Hi Dr. Myers,

How do I get rid of these persistent pests(root aphids). I have tried
several organic pesticides including neem oil and potassium salts with no
effect on them.

Some of the same things that work for 'normal' aphids will work on root aphids see my post on aphids

There are several options, none are fool proof. First, there is a fungus that kills insects (Beuveria bassiana) This is sold under two brand names that I know of, (any readers please let me know if you know of others) Botinigard and Naturalis. This fungus is mixed with water and sprayed on the plants making direct contact with the aphids is important. This is one reason root aphids are so hard to control; there are so many nooks and crannies in soil and other mediums that almost any treatment is bound to miss a few pregnant females. In fact, one study I read showed that the number one reason for difficulty controlling root aphids is lack of proper application of the chemical or pathogen. I should mention too that the finer the mist the better. Also, since this fungus gets on the skin of aphids, and aphids that are growing rapidly can shed their skin every 3-5 days you should reapply the fungus every 3-5 days. In Europe they use a fungus Verticillium lecanii with much success. I think this is still in the process of being approved by the EPA, but you could do a search for it.

Second, you can apply chemicals like Neem, pyrethrum etc. to the roots and above ground parts of plants. For root aphids it is recommended you soak the root balls in an insecticide for 5 minutes. There are studies that show soaking in any insecticide for less than 5 min. will result in far less than 100% dead (you don’t fix the problem) so soak longer rather than shorter.

You could also try and not use insecticides by soaking plants for several hours in dish soap as I recommended in my post about general insect care

If you see them in clusters (aphids tend to be gregarious) you have a major infestation and maybe a very serious problem.

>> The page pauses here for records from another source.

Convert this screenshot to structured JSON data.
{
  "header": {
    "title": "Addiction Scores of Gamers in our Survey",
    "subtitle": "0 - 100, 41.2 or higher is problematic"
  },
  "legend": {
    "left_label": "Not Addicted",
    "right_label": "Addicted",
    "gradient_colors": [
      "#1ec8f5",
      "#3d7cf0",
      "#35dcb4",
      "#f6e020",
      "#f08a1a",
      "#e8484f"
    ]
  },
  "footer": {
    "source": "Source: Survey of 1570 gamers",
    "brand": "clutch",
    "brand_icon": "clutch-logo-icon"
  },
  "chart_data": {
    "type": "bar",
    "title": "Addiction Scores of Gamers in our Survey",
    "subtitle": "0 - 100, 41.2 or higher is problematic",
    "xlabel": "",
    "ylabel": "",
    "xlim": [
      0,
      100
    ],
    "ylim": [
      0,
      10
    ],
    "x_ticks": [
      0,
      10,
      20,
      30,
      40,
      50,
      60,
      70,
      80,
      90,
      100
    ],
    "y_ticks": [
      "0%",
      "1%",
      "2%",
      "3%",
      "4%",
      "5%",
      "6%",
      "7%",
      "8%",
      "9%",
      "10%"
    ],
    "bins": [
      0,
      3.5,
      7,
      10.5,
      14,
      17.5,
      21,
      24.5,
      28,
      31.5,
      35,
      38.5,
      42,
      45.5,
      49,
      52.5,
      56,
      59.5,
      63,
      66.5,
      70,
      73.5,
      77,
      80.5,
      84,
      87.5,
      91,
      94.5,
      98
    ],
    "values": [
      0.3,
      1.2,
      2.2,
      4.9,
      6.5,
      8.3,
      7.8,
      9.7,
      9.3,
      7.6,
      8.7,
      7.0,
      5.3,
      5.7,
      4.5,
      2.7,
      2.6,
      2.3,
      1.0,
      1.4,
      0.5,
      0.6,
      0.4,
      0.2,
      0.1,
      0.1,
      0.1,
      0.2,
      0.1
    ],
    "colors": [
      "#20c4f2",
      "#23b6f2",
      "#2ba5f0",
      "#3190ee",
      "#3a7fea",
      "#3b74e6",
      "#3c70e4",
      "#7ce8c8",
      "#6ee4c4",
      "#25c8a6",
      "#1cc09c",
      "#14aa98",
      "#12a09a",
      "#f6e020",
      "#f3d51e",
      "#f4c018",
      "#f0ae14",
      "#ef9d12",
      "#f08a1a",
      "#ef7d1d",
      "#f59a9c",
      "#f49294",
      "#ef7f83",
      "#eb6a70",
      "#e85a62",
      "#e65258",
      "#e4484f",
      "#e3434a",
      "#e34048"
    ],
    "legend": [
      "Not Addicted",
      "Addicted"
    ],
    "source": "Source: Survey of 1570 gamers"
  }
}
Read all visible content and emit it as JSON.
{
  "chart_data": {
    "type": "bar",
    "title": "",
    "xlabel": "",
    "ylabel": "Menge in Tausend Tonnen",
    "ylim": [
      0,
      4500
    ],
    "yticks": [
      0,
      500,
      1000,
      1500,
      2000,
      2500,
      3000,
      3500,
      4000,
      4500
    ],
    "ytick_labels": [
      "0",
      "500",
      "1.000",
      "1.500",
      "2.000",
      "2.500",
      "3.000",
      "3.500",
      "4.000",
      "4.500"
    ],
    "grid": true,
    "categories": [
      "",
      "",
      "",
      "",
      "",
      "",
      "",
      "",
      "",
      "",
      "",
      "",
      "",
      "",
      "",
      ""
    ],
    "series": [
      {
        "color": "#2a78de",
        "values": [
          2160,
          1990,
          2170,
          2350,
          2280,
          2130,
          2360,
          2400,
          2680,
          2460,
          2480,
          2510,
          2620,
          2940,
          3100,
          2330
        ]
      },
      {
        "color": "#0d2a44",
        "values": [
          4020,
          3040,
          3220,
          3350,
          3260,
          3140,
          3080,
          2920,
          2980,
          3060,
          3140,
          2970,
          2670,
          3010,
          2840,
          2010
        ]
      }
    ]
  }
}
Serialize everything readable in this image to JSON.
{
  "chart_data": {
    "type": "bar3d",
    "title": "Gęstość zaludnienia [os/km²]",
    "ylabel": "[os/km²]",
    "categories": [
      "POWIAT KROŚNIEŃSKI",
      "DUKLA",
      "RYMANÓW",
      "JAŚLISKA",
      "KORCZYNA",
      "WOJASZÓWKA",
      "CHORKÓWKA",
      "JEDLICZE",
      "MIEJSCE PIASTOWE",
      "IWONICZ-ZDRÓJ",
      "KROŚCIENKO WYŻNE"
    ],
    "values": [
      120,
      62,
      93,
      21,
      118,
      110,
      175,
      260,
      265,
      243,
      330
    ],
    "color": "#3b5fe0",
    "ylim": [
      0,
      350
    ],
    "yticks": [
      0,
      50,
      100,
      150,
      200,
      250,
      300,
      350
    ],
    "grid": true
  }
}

Large clusters mean you have a chance to have winged aphids, which can fly to new plants anywhere in your grow room, green house, home or garden. The bigger and older the grouping, the greater the chance of winged aphids in your area.

Biological control is possible for these aphids as well. Before you buy predatory insects/organisms look at the shipping routes, release rates and timing. Mail is susceptible to very cold, maybe freezing temperatures. Also, some predators are better than others depending on what species of aphid you have. If you can figure out the species you will have more success.

There is a predatory aphid midge (Aphidoletes aphidimyze) that eats over 60% of all aphid species. The midges are shipped as larvae and 2-3 larvae are put on each plant. This midge likes humid conditions so cutting down on the exhaust fan or putting in a humidifier to increase humidity will increase its success, but watch out for mold.

The last result is to start over with seeds after you sterilize everything with hydrogen peroxide or bleach and a good hot soapy wash. If you can't start from seed you could try cuttings, but they may have aphids on them (root aphids are not always on the roots) So, you must soak any cuttings in insecticidal soap or in dish soap for a long time. This will kill many plants but you need to make sure you are not just starting over with the same problem. As with all insect infestations, prevention is better than a cure, so think about how you go them. I know many people have gotten insects by buying top soil. I try to NEVER buy top soil if it is stored outside for long periods. It is easy for soil gnats or root aphids to get into it and into your garden.

I hope this helps, Let me know if anything works, I’d like to help other readers in the future with specific results.

Good Growing
Dr. E. R. Myers

1 comment:

Anonymous said...

Good article. I have had root aphids for almost 2 years. HIt em with everything from Azamax to pyrethrin to Botanigard. Botanigard ES works best out of everything. RA suck!!!!!